Cosa ricorda, invece, di quando lei è stato sul set da bambino? «Passai l’estate più bella della mia vita quando papà girò Libero burro sull’isola di Salina (debutto alla regia di Sergio Castellitto nel 1999, ndr). Avevo 6 anni e per un bambino il set è sempre una situazione magica. Grazie al cinema ho scoperto l’alba. Fino ad allora pensavo che il giorno si vedesse solo dopo aver dormito e, per la prima volta, vidi spuntare il sole dopo essere rimasto sveglio per girare».

È stato diretto da suo padre anche a 13 anni in Non ti muovere e a 21 in Venuto al mondo. È lì che ha iniziato a pensare al futuro? «Recitare mi veniva istintivo e un pensiero ce l’avevo fatto, anche da ragazzino. Poi mi iscrissi a Filosofia e, per una serie di delusioni, smisi di fare provini e iniziai a scrivere. Paradossalmente sono migliorato così nella recitazione, me ne sono reso conto quando ho girato La profezia dell’Armadillo di Emanuele Scaringi (nel 2018, ndr). Avevo bisogno di non fare nulla. È come nel tennis: ti alleni tanto, ma è dopo aver smesso una settimana che i colpi viaggiano. Nella pausa maturi il miglioramento».

Porterebbe anche gli altri della famiglia sul set? «Perché no?
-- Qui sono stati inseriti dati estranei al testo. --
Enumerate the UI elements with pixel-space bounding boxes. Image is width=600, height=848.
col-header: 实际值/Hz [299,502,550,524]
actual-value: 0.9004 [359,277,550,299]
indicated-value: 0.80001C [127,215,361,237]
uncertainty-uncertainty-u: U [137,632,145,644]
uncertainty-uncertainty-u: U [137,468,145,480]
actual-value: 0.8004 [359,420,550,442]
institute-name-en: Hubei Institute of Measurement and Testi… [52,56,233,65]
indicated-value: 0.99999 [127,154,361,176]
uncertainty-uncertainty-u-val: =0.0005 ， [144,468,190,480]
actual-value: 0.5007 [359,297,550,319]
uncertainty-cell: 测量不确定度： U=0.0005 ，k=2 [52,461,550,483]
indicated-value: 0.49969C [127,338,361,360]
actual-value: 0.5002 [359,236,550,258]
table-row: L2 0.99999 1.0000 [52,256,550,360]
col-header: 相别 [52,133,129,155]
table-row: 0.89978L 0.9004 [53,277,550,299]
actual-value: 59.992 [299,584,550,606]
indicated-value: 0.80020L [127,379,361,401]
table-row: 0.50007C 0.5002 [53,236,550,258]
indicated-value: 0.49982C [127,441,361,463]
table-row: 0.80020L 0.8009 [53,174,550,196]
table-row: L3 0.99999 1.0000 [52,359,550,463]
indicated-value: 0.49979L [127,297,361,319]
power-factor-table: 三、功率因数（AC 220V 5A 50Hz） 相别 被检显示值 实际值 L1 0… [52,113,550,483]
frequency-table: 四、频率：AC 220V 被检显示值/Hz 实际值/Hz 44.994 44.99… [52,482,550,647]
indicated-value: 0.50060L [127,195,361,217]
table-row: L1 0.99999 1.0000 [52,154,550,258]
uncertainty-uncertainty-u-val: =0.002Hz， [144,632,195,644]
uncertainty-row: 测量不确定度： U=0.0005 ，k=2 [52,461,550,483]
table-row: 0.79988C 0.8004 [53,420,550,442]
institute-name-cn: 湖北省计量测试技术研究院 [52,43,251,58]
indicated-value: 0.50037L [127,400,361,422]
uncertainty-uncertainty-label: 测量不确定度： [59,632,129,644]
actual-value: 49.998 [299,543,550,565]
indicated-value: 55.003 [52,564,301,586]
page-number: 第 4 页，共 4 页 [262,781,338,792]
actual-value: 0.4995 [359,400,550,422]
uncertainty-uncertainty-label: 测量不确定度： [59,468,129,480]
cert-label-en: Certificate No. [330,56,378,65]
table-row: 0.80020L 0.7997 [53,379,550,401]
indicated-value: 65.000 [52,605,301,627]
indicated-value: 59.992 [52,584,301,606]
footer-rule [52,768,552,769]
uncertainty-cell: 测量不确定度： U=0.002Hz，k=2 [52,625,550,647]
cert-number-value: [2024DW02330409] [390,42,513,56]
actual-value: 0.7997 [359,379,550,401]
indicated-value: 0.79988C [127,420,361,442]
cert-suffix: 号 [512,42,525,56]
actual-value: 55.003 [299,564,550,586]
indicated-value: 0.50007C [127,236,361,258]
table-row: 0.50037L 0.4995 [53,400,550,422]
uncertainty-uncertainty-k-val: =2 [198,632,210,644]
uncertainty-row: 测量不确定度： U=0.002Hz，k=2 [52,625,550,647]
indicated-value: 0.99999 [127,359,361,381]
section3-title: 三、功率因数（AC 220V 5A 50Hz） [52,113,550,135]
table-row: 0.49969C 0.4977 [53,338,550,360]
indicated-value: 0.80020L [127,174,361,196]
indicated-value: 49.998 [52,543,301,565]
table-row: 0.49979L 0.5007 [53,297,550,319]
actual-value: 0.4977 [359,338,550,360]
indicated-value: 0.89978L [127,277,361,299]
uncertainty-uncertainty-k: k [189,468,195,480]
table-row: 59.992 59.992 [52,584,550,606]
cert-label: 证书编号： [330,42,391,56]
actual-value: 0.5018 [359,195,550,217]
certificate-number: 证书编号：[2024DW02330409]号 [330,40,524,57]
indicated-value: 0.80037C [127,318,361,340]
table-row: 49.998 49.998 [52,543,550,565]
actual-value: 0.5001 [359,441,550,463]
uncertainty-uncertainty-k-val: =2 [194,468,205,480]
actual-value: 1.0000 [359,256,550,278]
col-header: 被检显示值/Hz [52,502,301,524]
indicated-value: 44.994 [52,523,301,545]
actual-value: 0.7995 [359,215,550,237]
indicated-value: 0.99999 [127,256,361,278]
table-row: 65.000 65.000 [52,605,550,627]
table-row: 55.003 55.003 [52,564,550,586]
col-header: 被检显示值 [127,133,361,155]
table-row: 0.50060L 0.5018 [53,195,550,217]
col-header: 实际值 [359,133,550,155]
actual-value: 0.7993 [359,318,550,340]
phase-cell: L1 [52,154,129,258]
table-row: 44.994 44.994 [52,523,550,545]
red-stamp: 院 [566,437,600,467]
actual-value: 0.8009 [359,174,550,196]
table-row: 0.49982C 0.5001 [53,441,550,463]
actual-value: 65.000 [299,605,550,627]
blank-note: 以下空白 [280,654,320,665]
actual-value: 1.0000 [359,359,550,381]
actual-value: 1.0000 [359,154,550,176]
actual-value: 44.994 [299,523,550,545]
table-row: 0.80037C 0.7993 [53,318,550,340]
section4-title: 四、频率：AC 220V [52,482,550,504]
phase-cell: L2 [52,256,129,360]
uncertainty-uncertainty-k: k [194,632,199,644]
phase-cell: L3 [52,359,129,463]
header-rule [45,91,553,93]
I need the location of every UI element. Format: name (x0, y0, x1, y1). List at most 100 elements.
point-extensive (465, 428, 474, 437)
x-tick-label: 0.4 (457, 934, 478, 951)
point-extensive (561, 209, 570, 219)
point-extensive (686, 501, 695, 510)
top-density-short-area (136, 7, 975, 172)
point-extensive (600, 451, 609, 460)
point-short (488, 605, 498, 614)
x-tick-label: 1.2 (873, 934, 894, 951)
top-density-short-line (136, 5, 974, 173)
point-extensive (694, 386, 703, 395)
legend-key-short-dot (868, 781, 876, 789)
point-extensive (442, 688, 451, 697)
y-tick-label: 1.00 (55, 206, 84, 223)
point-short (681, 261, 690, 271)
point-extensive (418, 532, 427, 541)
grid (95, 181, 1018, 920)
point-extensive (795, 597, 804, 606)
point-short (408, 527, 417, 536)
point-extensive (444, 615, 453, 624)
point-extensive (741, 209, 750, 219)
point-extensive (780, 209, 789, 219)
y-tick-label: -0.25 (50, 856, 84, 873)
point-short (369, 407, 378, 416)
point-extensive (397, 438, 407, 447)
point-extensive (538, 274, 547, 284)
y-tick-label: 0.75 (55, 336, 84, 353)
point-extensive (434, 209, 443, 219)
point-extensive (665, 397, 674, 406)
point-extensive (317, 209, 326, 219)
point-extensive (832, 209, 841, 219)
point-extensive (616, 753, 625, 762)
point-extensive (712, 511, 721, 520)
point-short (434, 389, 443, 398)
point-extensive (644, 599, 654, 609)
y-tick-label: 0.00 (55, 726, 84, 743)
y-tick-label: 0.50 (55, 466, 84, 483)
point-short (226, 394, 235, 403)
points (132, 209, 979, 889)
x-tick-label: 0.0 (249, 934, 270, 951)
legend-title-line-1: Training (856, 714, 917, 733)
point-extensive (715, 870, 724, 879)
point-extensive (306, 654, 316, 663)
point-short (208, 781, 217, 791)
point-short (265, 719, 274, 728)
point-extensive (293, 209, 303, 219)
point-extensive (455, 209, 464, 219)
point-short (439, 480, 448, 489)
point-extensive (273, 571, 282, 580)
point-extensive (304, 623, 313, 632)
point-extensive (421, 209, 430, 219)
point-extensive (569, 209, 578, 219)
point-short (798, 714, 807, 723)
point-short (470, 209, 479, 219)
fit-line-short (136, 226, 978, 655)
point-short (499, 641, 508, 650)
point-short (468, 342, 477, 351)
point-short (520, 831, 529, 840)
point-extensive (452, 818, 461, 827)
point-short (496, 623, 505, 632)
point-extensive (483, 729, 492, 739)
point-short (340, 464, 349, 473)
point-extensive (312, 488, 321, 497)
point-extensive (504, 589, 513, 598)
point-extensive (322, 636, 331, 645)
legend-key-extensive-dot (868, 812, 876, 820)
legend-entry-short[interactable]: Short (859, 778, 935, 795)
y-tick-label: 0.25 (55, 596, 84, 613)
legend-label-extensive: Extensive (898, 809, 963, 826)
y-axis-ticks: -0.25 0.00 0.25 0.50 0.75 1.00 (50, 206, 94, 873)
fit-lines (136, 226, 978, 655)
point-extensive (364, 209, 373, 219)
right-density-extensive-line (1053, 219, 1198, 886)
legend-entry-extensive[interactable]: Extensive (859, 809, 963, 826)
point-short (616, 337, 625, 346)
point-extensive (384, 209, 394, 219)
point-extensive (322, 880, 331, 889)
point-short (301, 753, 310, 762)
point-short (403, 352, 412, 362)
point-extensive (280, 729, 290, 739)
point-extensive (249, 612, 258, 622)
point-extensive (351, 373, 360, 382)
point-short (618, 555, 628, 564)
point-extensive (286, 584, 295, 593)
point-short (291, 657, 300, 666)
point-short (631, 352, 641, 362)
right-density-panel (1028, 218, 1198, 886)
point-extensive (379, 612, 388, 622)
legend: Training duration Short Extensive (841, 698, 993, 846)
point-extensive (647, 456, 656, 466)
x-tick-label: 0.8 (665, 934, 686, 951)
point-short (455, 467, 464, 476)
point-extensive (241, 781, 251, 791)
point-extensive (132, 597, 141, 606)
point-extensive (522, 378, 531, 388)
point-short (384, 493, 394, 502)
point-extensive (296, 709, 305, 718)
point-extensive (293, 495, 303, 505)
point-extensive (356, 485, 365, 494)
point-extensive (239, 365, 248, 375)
Temo che li beccherò tutti, prima o poi».

C’è un dialogo che parla di matrimoni e coppie spente. «Sembrano morti» dice la madre di Enea, giornalista televisiva. Lei è molto legato alla sua famiglia: ha il desiderio di crearne una? «È il grande dilemma. Dipende. Se ti innamori, la tua vita diventa più avventurosa e misteriosa accanto alla persona che ami. Altrimenti meglio viaggiare da soli. In questo momento non credo che un’altra persona accetterebbe la mia libertà, la mia solitudine».

Enea parla di percorso “clanico”. «Il clan può essere la famiglia o il gruppo di amici. Enea cerca una vita fatta di valori vitali e profondi. Nel suo mondo devi essere camaleontico, saper parlare in italiano e in romano. Essere post-ideologico, libero nei rapporti, spregiudicato ma anche leale».

Si sente così anche lei, libero? «La penso come il campione di tennis Roger Federer, che ha detto: “Liberate la mente, liberate i colpi, il coraggio prima o poi verrà ricompensato”. Non so se il mio è coraggio, di sicuro quando scrivo non lo faccio per accontentare qualcuno».

Mai avuto timidezze? «Nella scrittura no. Nella vita sì. Spesso e malvolentieri. L’esistenza è satura di consuetudini retoriche e sentimentali davanti alle quali provo disagio e timidezza».